The truth is, all humans are hard-wired to dig their heels in when faced with change. Psychologists and behavioral economists have long observed a human trait, called the "endowment effect" or "status quo bias," in which people tend to ascribe more value to things they already have, than things they don't. It has been put forward as a reason for why most national referendums fail and why many people in the US (even those without health care and in need of it), when given the choice, said they would reject health care reforms. In other words, for most people, it's "better the devil you know, than one you don't."
Why is it so hard?
But why are we hard-wired to avoid change? One reason is survival. When my first child was 18 months old. I had a moment of parental hubris (I'll confess it wasn't the first or last). I secretly patted myself on the back for my child being an incredibly adventurous eater. But suddenly, when my child turned 2, it was if a switch had flipped. My child's adventurousness disappeared completely and they shifted to only eating what was familiar, refusing to try new things.

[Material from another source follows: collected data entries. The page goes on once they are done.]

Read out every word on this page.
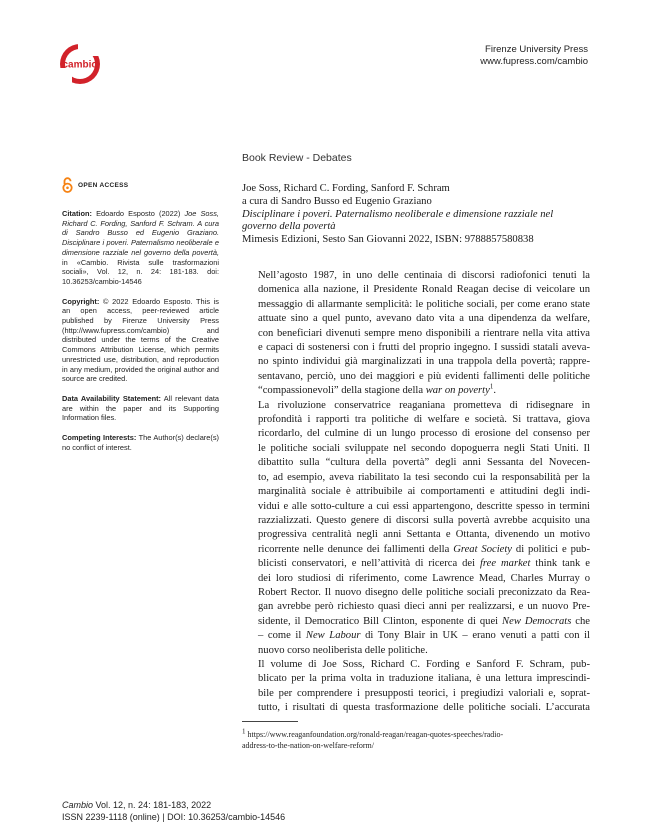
cambio
Firenze University Press
www.fupress.com/cambio
Book Review - Debates
OPEN ACCESS

Citation: Edoardo Esposto (2022) Joe Soss, Richard C. Fording, Sanford F. Schram. A cura di Sandro Busso ed Eugenio Graziano. Disciplinare i poveri. Paternalismo neoliberale e dimensione razziale nel governo della povertà, in «Cambio. Rivista sulle trasformazioni sociali», Vol. 12, n. 24: 181-183. doi: 10.36253/cambio-14546

Copyright: © 2022 Edoardo Esposto. This is an open access, peer-reviewed article published by Firenze University Press (http://www.fupress.com/cambio) and distributed under the terms of the Creative Commons Attribution License, which permits unrestricted use, distribution, and reproduction in any medium, provided the original author and source are credited.

Data Availability Statement: All relevant data are within the paper and its Supporting Information files.

Competing Interests: The Author(s) declare(s) no conflict of interest.

Joe Soss, Richard C. Fording, Sanford F. Schram
a cura di Sandro Busso ed Eugenio Graziano
Disciplinare i poveri. Paternalismo neoliberale e dimensione razziale nel
governo della povertà
Mimesis Edizioni, Sesto San Giovanni 2022, ISBN: 9788857580838

Nell’agosto 1987, in uno delle centinaia di discorsi radiofonici tenuti la
domenica alla nazione, il Presidente Ronald Reagan decise di veicolare un
messaggio di allarmante semplicità: le politiche sociali, per come erano state
attuate sino a quel punto, avevano dato vita a una dipendenza da welfare,
con beneficiari divenuti sempre meno disponibili a rientrare nella vita attiva
e capaci di sostenersi con i frutti del proprio ingegno. I sussidi statali aveva-
no spinto individui già marginalizzati in una trappola della povertà; rappre-
sentavano, perciò, uno dei maggiori e più evidenti fallimenti delle politiche
“compassionevoli” della stagione della war on poverty$^1$.

La rivoluzione conservatrice reaganiana prometteva di ridisegnare in
profondità i rapporti tra politiche di welfare e società. Si trattava, giova
ricordarlo, del culmine di un lungo processo di erosione del consenso per
le politiche sociali sviluppate nel secondo dopoguerra negli Stati Uniti. Il
dibattito sulla “cultura della povertà” degli anni Sessanta del Novecen-
to, ad esempio, aveva riabilitato la tesi secondo cui la responsabilità per la
marginalità sociale è attribuibile ai comportamenti e attitudini degli indi-
vidui e alle sotto-culture a cui essi appartengono, descritte spesso in termini
razzializzati. Questo genere di discorsi sulla povertà avrebbe acquisito una
progressiva centralità negli anni Settanta e Ottanta, divenendo un motivo
ricorrente nelle denunce dei fallimenti della Great Society di politici e pub-
blicisti conservatori, e nell’attività di ricerca dei free market think tank e
dei loro studiosi di riferimento, come Lawrence Mead, Charles Murray o
Robert Rector. Il nuovo disegno delle politiche sociali preconizzato da Rea-
gan avrebbe però richiesto quasi dieci anni per realizzarsi, e un nuovo Pre-
sidente, il Democratico Bill Clinton, esponente di quei New Democrats che
– come il New Labour di Tony Blair in UK – erano venuti a patti con il
nuovo corso neoliberista delle politiche.

Il volume di Joe Soss, Richard C. Fording e Sanford F. Schram, pub-
blicato per la prima volta in traduzione italiana, è una lettura imprescindi-
bile per comprendere i presupposti teorici, i pregiudizi valoriali e, soprat-
tutto, i risultati di questa trasformazione delle politiche sociali. L’accurata

$^1$ https://www.reaganfoundation.org/ronald-reagan/reagan-quotes-speeches/radio-
address-to-the-nation-on-welfare-reform/
Cambio Vol. 12, n. 24: 181-183, 2022
ISSN 2239-1118 (online) | DOI: 10.36253/cambio-14546
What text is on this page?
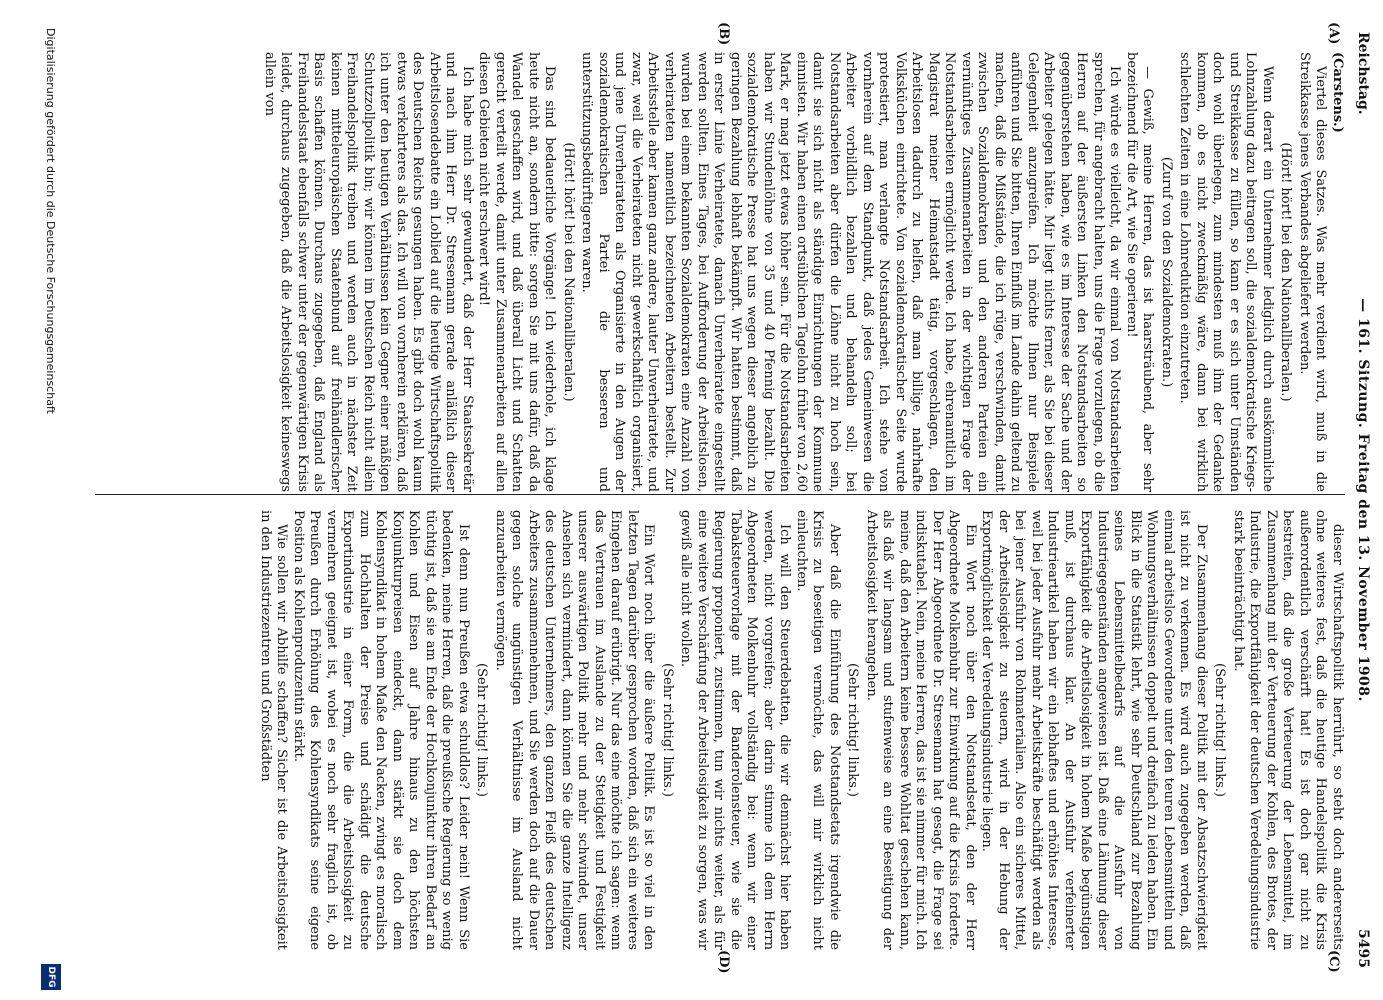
Reichstag.
— 161. Sitzung. Freitag den 13. November 1908.
5495
(A)
(B)
(C)
(D)

(Carstens.)

Viertel dieses Satzes. Was mehr verdient wird, muß in die Streikkasse jenes Verbandes abgeliefert werden.

(Hört! hört! bei den Nationalliberalen.)

Wenn derart ein Unternehmer lediglich durch auskömmliche Lohnzahlung dazu beitragen soll, die sozialdemokratische Kriegs- und Streikkasse zu füllen, so kann er es sich unter Umständen doch wohl überlegen, zum mindesten muß ihm der Gedanke kommen, ob es nicht zweckmäßig wäre, dann bei wirklich schlechten Zeiten in eine Lohnreduktion einzutreten.

(Zuruf von den Sozialdemokraten.)

— Gewiß, meine Herren, das ist haarsträubend, aber sehr bezeichnend für die Art, wie Sie operieren!

Ich würde es vielleicht, da wir einmal von Notstandsarbeiten sprechen, für angebracht halten, uns die Frage vorzulegen, ob die Herren auf der äußersten Linken den Notstandsarbeiten so gegenüberstehen haben, wie es im Interesse der Sache und der Arbeiter gelegen hätte. Mir liegt nichts ferner, als Sie bei dieser Gelegenheit anzugreifen. Ich möchte Ihnen nur Beispiele anführen und Sie bitten, Ihren Einfluß im Lande dahin geltend zu machen, daß die Mißstände, die ich rüge, verschwinden, damit zwischen Sozialdemokraten und den anderen Parteien ein vernünftiges Zusammenarbeiten in der wichtigen Frage der Notstandsarbeiten ermöglicht werde. Ich habe, ehrenamtlich im Magistrat meiner Heimatstadt tätig, vorgeschlagen, den Arbeitslosen dadurch zu helfen, daß man billige, nahrhafte Volksküchen einrichtete. Von sozialdemokratischer Seite wurde protestiert, man verlangte Notstandsarbeit. Ich stehe von vornherein auf dem Standpunkt, daß jedes Gemeinwesen die Arbeiter vorbildlich bezahlen und behandeln soll; bei Notstandsarbeiten aber dürfen die Löhne nicht zu hoch sein, damit sie sich nicht als ständige Einrichtungen der Kommune einnisten. Wir haben einen ortsüblichen Tagelohn früher von 2,60 Mark, er mag jetzt etwas höher sein. Für die Notstandsarbeiten haben wir Stundenlöhne von 35 und 40 Pfennig bezahlt. Die sozialdemokratische Presse hat uns wegen dieser angeblich zu geringen Bezahlung lebhaft bekämpft. Wir hatten bestimmt, daß in erster Linie Verheiratete, danach Unverheiratete eingestellt werden sollten. Eines Tages, bei Aufforderung der Arbeitslosen, wurden bei einem bekannten Sozialdemokraten eine Anzahl von verheirateten namentlich bezeichneten Arbeitern bestellt. Zur Arbeitsstelle aber kamen ganz andere, lauter Unverheiratete, und zwar, weil die Verheirateten nicht gewerkschaftlich organisiert, und jene Unverheirateten als Organisierte in den Augen der sozialdemokratischen Partei die besseren und unterstützungsbedürftigeren waren.

(Hört! hört! bei den Nationalliberalen.)

Das sind bedauerliche Vorgänge! Ich wiederhole, ich klage heute nicht an, sondern bitte: sorgen Sie mit uns dafür, daß da Wandel geschaffen wird, und daß überall Licht und Schatten gerecht verteilt werde, damit unter Zusammenarbeiten auf allen diesen Gebieten nicht erschwert wird!

Ich habe mich sehr gewundert, daß der Herr Staatssekretär und nach ihm Herr Dr. Stresemann gerade anläßlich dieser Arbeitslosendebatte ein Loblied auf die heutige Wirtschaftspolitik des Deutschen Reichs gesungen haben. Es gibt doch wohl kaum etwas verkehrteres als das. Ich will von vornherein erklären, daß ich unter den heutigen Verhältnissen kein Gegner einer mäßigen Schutzzollpolitik bin; wir können im Deutschen Reich nicht allein Freihandelspolitik treiben und werden auch in nächster Zeit keinen mitteleuropäischen Staatenbund auf freihändlerischer Basis schaffen können. Durchaus zugegeben, daß England als Freihandelsstaat ebenfalls schwer unter der gegenwärtigen Krisis leidet, durchaus zugegeben, daß die Arbeitslosigkeit keineswegs allein von

dieser Wirtschaftspolitik herrührt, so steht doch andererseits ohne weiteres fest, daß die heutige Handelspolitik die Krisis außerordentlich verschärft hat! Es ist doch gar nicht zu bestreiten, daß die große Verteuerung der Lebensmittel, im Zusammenhang mit der Verteuerung der Kohlen, des Brotes, der Industrie, die Exportfähigkeit der deutschen Veredelungsindustrie stark beeinträchtigt hat.

(Sehr richtig! links.)

Der Zusammenhang dieser Politik mit der Absatzschwierigkeit ist nicht zu verkennen. Es wird auch zugegeben werden, daß einmal arbeitslos Gewordene unter den teuren Lebensmitteln und Wohnungsverhältnissen doppelt und dreifach zu leiden haben. Ein Blick in die Statistik lehrt, wie sehr Deutschland zur Bezahlung seines Lebensmittelbedarfs auf die Ausfuhr von Industriegegenständen angewiesen ist. Daß eine Lähmung dieser Exportfähigkeit die Arbeitslosigkeit in hohem Maße begünstigen muß, ist durchaus klar. An der Ausfuhr verfeinerter Industrieartikel haben wir ein lebhaftes und erhöhtes Interesse, weil bei jeder Ausfuhr mehr Arbeitskräfte beschäftigt werden als bei jener Ausfuhr von Rohmaterialien. Also ein sicheres Mittel, der Arbeitslosigkeit zu steuern, wird in der Hebung der Exportmöglichkeit der Veredelungsindustrie liegen.

Ein Wort noch über den Notstandsetat, den der Herr Abgeordnete Molkenbuhr zur Einwirkung auf die Krisis forderte. Der Herr Abgeordnete Dr. Stresemann hat gesagt, die Frage sei indiskutabel. Nein, meine Herren, das ist sie nimmer für mich. Ich meine, daß den Arbeitern keine bessere Wohltat geschehen kann, als daß wir langsam und stufenweise an eine Beseitigung der Arbeitslosigkeit herangehen.

(Sehr richtig! links.)

Aber daß die Einführung des Notstandsetats irgendwie die Krisis zu beseitigen vermöchte, das will mir wirklich nicht einleuchten.

Ich will den Steuerdebatten, die wir demnächst hier haben werden, nicht vorgreifen; aber darin stimme ich dem Herrn Abgeordneten Molkenbuhr vollständig bei: wenn wir einer Tabaksteuervorlage mit der Banderolensteuer, wie sie die Regierung proponiert, zustimmen, tun wir nichts weiter, als für eine weitere Verschärfung der Arbeitslosigkeit zu sorgen, was wir gewiß alle nicht wollen.

(Sehr richtig! links.)

Ein Wort noch über die äußere Politik. Es ist so viel in den letzten Tagen darüber gesprochen worden, daß sich ein weiteres Eingehen darauf erübrigt. Nur das eine möchte ich sagen: wenn das Vertrauen im Auslande zu der Stetigkeit und Festigkeit unserer auswärtigen Politik mehr und mehr schwindet, unser Ansehen sich vermindert, dann können Sie die ganze Intelligenz des deutschen Unternehmers, den ganzen Fleiß des deutschen Arbeiters zusammennehmen, und Sie werden doch auf die Dauer gegen solche ungünstigen Verhältnisse im Ausland nicht anzuarbeiten vermögen.

(Sehr richtig! links.)

Ist denn nun Preußen etwa schuldlos? Leider nein! Wenn Sie bedenken, meine Herren, daß die preußische Regierung so wenig tüchtig ist, daß sie am Ende der Hochkonjunktur ihren Bedarf an Kohlen und Eisen auf Jahre hinaus zu den höchsten Konjunkturpreisen eindeckt, dann stärkt sie doch dem Kohlensyndikat in hohem Maße den Nacken, zwingt es moralisch zum Hochhalten der Preise und schädigt die deutsche Exportindustrie in einer Form, die die Arbeitslosigkeit zu vermehren geeignet ist, wobei es noch sehr fraglich ist, ob Preußen durch Erhöhung des Kohlensyndikats seine eigene Position als Kohlenproduzentin stärkt.

Wie sollen wir Abhilfe schaffen? Sicher ist die Arbeitslosigkeit in den Industriezentren und Großstädten

Digitalisierung gefördert durch die Deutsche Forschungsgemeinschaft
DFG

It turns out, I'm not alone. In traditional hunter-gatherer societies, it's at around the age of 2 that children start to explore. They can walk with confidence, and parents are often pretty good at tracking footprints so they don't worry too much if they wander off a bit. However it is critical to the survival of that child that they don't start experimenting on their own -- if they start tasting the red berries by themselves, or swimming in that pond unsupervised -- it could be fatal. This instinct, to stick with what we know, has kept us safe for tends of thousands years.
Of course this changes over time, as teenagers, our risk tolerance goes way up again, and we start to explore, and experiment with glee, but then, as we enter early adulthood, that all settles down -- we avoid trying new things.
So what can we do?
So if you are a leader trying to change the way people work, it helps to take a moment and think about how you reacted the last time someone asked you to change. It could be the time a friend or family member asked you to change a habit (could you pick your socks up off the floor? Could you rinse the bowls before you put them in the dishwasher?). Or it could be the time you were asked to change in a big way -- can you take on this extra work? Could you move to a different city?
Think about how you felt. Were you excited? Frightened? Angry? All of these and more? If someone was watching your reaction, do you think you too might be labeled as stubborn or stuck in your ways? We're all guilty of it.
It's pretty common to have reactions like fear, anger and excitement when faced with change. It's common to feel judged -- if you want me to change, you must think the way I was doing it before was wrong. And that feeling, of being judged, means we are more likely to get riled up and dig our heels in.
If you are leading change, take a moment to acknowledge people's fears and anxieties. Speak about your own feelings. Take time to listen to others and validate their feelings. These are normal reactions, not a sign of a flawed or deeply stubborn human being.
Just this simple act of acknowledging your own experiences with change, and respecting the process people need to go through can be very powerful can be the difference between engaging and alienating your team.